Climatologists regularly issue confident warnings about impending atmospheric disasters. The secret of their wizardry: sophisticated computer models, which are no more than mathematical representations of the world's climate and the conditions that scientists think may contribute to a specific phenomenon like, say, ozone depletion. Unfortunately, when all the variables are fed into the computer, the predictions can fail miserably to match reality.

Take the Antarctic ozone hole, for example. Before it was discovered, climate modelers trying to simulate ozone loss in the atmosphere had not yet factored in the presence of ice clouds in the Antarctic stratosphere. Thus their models failed to predict the existence of the ozone hole. After the hole was finally stumbled upon two years ago, Susan Solomon, a chemist at the National Oceanic and Atmospheric Administration in Boulder, and Rolando Garcia, of the National Center for Atmospheric Research, plugged more numbers into NCAR's computer model to account for the Antarctic ice clouds. Bang! The hole appeared.

Does that mean, as one critic put it, that models projecting climatic change are "just the opinion of their authors about how the world works"? Not necessarily. That the model eventually proved accurate, if only in hindsight, was a tribute to the powers of computer climate models -- and a demonstration of their shortcomings. The models attempt to reduce the earth's climate to a set of grids and numbers, then manipulate the numbers based on the physical laws of motion and thermodynamics. The sheer number of calculations involved is mind-boggling. A three-dimensional model, for example, requires more than 500 billion computations to simulate the world's climate over one year.

Not surprisingly, the earliest models in the 1960s were hopelessly simplistic. The earth's surface was often reduced to one continent with one ocean, fixed cloud cover and no seasons. But as computing power grew, so did the complexity of climate modeling. Continents were added. So were mountain ranges, deeper oceans and surface reflectivity.

Even so, climate modelers admit, building a completely realistic mock earth is an impossibly tall order. "You divide the world into a bunch of little boxes," explains Michael MacCracken, an atmospheric scientist at Lawrence Livermore National Laboratory. The size of the geographic box -- the degree of detail called for -- limits the model. Smaller grids dramatically increase the number-crunching power required. "The state of the art would be to get down to small areas so we can say what's going to happen in Omaha," says Livermore's Stanley Grotch. "The models just aren't that good yet."

Why, then, do scientists trust them? How do they assess their accuracy? "You compare them with reality," explains Princeton Climatologist Syukuro Manabe. "How well do they reproduce the movement of the jet stream, the geographical and seasonal distribution of rainfall and temperature? You can also reproduce climate changes from the past. Eighteen thousand years ago, there was a massive continental ice sheet. Given the conditions that we know existed, can we reproduce accurately the distribution of sea-surface temperatures then? The answer is, We can do this very well. It gives you some confidence." Large-scale phenomena can be modeled more easily than those affecting small areas. So when it comes to the global warming produced by the greenhouse effect, for example, the outlines are predictable but the specifics are not. Says Manabe: "All we can say is that maybe the mid-continental U.S. becomes dryer."

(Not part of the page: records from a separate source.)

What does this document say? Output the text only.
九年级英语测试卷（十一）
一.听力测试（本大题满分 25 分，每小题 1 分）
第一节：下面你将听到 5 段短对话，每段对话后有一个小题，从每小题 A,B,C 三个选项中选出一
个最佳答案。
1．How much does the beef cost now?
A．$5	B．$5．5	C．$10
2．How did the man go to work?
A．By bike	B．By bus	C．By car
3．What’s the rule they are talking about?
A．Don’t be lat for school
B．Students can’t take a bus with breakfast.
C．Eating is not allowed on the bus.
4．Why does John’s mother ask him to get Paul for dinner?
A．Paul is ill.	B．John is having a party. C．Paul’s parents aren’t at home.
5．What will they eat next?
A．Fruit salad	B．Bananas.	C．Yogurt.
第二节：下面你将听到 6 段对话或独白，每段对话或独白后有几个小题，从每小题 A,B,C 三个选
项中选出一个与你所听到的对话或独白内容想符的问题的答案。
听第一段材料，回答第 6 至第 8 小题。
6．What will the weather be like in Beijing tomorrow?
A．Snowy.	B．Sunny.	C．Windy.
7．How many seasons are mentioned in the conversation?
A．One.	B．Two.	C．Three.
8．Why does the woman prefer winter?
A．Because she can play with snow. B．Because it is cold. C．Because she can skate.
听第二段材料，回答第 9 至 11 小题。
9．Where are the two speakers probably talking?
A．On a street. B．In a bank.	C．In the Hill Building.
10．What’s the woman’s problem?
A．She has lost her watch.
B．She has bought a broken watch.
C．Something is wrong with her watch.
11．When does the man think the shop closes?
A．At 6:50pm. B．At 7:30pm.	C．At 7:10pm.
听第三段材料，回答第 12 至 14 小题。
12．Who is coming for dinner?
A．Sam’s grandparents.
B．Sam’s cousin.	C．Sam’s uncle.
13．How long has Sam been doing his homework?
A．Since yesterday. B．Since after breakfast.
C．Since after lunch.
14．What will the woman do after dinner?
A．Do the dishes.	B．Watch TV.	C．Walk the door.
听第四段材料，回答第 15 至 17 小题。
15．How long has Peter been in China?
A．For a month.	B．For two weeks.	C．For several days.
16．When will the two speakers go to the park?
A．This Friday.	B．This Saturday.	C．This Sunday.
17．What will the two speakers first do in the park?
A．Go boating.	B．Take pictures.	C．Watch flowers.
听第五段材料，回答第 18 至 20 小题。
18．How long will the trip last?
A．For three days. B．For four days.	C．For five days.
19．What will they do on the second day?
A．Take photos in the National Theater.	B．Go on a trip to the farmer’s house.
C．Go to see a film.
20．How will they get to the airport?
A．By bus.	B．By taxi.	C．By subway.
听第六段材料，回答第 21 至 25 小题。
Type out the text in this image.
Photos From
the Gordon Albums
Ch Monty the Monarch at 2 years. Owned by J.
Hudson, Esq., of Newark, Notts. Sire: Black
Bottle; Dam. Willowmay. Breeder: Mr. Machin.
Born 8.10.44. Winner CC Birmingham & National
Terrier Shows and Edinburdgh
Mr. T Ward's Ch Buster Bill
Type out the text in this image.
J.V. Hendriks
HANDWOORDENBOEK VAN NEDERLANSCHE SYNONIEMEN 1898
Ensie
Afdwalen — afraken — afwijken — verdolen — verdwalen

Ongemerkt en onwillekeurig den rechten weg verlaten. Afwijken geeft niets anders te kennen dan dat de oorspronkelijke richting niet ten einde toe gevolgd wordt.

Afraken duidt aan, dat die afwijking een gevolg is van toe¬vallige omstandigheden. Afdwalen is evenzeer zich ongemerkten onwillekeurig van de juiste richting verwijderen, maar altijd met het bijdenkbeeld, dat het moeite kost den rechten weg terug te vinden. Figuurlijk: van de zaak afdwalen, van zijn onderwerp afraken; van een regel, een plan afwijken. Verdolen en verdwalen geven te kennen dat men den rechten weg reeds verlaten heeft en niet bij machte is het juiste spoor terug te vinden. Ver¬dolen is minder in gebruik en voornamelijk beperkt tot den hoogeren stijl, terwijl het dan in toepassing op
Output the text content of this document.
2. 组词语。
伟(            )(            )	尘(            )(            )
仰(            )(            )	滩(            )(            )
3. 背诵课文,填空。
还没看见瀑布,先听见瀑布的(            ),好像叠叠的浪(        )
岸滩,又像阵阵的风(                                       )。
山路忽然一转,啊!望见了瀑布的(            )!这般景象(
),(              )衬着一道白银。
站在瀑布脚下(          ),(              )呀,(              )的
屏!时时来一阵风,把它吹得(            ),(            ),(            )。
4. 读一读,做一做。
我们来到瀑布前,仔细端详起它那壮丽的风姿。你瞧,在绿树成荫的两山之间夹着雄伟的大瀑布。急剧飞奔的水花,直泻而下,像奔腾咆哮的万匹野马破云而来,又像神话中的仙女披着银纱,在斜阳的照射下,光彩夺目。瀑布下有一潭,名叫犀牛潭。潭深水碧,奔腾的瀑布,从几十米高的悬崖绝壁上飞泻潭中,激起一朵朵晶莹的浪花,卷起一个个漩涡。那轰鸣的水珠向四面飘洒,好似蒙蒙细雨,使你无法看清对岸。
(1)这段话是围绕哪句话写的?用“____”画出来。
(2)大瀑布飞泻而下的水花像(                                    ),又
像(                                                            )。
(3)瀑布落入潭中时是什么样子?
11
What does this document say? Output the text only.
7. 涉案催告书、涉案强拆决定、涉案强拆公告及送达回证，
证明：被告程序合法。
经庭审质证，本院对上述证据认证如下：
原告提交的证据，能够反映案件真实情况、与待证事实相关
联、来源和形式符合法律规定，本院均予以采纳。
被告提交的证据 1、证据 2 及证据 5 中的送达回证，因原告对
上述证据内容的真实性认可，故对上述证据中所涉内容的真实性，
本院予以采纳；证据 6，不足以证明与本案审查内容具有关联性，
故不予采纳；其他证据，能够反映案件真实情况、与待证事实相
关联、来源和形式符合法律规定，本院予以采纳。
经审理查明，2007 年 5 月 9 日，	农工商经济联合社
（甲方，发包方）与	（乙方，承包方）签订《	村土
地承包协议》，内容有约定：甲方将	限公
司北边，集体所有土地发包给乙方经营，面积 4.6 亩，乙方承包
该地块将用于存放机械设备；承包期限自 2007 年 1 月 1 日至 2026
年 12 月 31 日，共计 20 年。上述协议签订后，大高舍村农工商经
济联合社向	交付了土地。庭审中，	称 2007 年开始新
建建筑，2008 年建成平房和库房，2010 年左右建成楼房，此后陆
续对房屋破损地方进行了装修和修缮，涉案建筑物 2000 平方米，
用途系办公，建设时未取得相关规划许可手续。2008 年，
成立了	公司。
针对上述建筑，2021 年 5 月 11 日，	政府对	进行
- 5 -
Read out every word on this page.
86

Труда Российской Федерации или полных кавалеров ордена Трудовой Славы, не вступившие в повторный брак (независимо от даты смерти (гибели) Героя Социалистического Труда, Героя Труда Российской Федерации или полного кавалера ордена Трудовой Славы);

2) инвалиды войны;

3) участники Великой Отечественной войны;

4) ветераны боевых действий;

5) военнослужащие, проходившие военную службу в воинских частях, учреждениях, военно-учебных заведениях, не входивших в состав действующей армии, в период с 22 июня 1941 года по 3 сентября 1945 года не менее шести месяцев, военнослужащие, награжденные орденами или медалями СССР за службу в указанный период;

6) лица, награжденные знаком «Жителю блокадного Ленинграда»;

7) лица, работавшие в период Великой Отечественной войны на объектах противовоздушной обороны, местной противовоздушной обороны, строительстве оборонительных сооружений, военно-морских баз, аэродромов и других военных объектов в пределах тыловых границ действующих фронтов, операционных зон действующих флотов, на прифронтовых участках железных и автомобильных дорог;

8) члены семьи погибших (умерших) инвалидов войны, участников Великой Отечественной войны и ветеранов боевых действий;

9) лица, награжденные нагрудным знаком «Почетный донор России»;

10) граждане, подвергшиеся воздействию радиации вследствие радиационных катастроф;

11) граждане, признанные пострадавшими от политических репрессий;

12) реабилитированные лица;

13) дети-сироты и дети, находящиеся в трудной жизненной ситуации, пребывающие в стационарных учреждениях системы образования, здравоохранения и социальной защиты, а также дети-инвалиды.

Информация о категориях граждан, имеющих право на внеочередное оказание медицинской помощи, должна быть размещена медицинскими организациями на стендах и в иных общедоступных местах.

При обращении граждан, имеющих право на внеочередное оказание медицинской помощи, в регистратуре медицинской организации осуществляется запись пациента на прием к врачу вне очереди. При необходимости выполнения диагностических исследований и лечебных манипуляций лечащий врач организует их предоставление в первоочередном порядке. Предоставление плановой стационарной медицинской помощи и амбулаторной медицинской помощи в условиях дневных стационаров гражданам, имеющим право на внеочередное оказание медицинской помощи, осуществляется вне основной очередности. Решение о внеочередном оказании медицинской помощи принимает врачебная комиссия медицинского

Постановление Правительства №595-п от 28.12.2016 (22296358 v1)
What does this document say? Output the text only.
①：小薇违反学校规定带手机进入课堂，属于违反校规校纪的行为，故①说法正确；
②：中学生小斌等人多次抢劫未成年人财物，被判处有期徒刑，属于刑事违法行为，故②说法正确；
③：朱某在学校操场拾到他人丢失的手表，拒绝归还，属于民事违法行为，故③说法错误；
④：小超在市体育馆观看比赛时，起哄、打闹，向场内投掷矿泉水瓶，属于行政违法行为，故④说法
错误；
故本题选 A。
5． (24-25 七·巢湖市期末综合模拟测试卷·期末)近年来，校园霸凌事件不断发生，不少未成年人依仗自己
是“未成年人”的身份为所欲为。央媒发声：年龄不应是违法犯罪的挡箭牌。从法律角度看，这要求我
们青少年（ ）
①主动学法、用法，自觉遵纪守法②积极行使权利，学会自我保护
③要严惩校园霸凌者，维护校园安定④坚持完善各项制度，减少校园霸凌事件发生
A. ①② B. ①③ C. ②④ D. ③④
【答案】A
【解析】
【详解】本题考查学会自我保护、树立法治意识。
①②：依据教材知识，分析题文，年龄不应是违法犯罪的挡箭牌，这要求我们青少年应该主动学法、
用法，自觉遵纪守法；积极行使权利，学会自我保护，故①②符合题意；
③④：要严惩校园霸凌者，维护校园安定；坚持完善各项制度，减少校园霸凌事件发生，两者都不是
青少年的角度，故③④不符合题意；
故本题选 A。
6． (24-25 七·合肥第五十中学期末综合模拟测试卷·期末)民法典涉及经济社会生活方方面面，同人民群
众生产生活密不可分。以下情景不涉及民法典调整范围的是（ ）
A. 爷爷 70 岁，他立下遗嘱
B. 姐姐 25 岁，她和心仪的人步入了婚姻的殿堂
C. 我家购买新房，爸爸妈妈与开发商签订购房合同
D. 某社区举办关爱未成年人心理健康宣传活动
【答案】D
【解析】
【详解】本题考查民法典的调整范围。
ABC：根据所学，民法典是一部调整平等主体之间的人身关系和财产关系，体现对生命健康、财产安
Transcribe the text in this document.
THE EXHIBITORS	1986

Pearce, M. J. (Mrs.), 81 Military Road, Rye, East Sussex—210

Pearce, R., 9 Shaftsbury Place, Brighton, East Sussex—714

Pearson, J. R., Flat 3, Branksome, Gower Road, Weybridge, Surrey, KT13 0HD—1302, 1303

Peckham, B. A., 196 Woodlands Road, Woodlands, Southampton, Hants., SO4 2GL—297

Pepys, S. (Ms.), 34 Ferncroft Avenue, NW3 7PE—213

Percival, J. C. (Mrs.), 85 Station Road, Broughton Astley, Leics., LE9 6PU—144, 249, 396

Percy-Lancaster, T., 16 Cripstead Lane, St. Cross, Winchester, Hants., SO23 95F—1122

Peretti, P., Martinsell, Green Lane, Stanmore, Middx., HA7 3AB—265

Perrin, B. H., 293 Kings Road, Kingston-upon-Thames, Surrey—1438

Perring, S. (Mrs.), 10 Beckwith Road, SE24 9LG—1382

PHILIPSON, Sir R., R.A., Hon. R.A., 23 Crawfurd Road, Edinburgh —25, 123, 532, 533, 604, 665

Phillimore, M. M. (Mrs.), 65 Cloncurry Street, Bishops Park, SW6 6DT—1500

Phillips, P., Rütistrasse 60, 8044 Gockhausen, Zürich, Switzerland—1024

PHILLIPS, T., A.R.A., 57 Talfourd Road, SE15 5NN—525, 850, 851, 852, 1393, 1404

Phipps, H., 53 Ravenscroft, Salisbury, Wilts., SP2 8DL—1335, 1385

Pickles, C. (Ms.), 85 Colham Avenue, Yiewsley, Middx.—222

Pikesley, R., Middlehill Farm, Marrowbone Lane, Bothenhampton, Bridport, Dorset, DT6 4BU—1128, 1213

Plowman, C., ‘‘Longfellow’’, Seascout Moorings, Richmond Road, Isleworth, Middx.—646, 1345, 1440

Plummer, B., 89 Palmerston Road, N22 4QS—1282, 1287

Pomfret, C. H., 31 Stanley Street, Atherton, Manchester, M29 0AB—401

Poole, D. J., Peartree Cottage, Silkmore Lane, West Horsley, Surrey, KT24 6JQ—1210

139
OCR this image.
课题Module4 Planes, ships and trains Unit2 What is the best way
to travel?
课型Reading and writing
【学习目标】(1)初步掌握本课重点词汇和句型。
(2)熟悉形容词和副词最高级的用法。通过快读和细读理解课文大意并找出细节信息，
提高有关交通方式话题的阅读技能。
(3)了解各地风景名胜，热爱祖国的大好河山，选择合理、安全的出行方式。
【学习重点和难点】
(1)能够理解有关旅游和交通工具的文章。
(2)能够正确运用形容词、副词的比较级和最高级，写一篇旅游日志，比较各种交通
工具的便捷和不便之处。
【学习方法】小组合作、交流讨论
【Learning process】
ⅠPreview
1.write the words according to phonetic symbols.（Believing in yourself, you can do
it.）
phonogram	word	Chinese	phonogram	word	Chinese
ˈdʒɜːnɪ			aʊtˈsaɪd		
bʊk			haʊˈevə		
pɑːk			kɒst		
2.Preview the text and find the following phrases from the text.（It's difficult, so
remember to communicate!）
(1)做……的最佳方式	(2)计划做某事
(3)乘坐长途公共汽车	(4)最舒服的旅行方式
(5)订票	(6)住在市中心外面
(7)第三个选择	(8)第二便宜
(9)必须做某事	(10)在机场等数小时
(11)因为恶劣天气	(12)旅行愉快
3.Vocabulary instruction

A major drawback of computer models is that the various data do not necessarily behave as a system. Coaxing ocean currents to interact with the atmosphere is no small matter. For starters, oceans heat and cool far more slowly than the atmosphere. "We've had a hard time coupling the two systems," admits Manabe. "Even though the atmospheric model and ocean model work individually, when you put them together, you get crazy things happening. It's taken us 20 years to get them together, and we're still struggling."

+ Offsetting the obvious weaknesses of climate models, says Warren Washington, who developed the model now used at NCAR, is one significant advantage. "They are experimental tools that allow us to test our hypotheses," he says. "We can ask such questions as 'What happens when a big volcano like El Chichon goes off?' and 'How much will the earth warm up by 2030 if we continue to dump CO2 into the atmosphere?' "

Models can also describe the effects of climatic phenomena that have never been seen. In 1983 a group of scientists that included Cornell's Carl Sagan calculated what would happen if the U.S. and the Soviet Union fought a nuclear war. Their conclusion: the dust and smoke from burning cities would blot out enough sunlight to plunge the land into a "nuclear winter" that would devastate crops and lead to widespread starvation.

The problem with their model was that it ignored such key factors as winds, oceans and seasons. When NCAR's Stephen Schneider and Starley Thompson ran the numbers through their agency's three-dimensional computer model, they found that the winter would be more like a "nuclear autumn." Schneider says the less dramatic conclusion does not change the fact that "nuclear autumn is not going to be a nice picnic out there on the rocks watching the leaves change color." Despite the limitations and omissions of climate models, he argues, scientists cannot afford to ignore their predictions. They are, he concedes, a "dirty crystal ball. The question is, How long do you wait to clean the glass before you act on what you see inside?"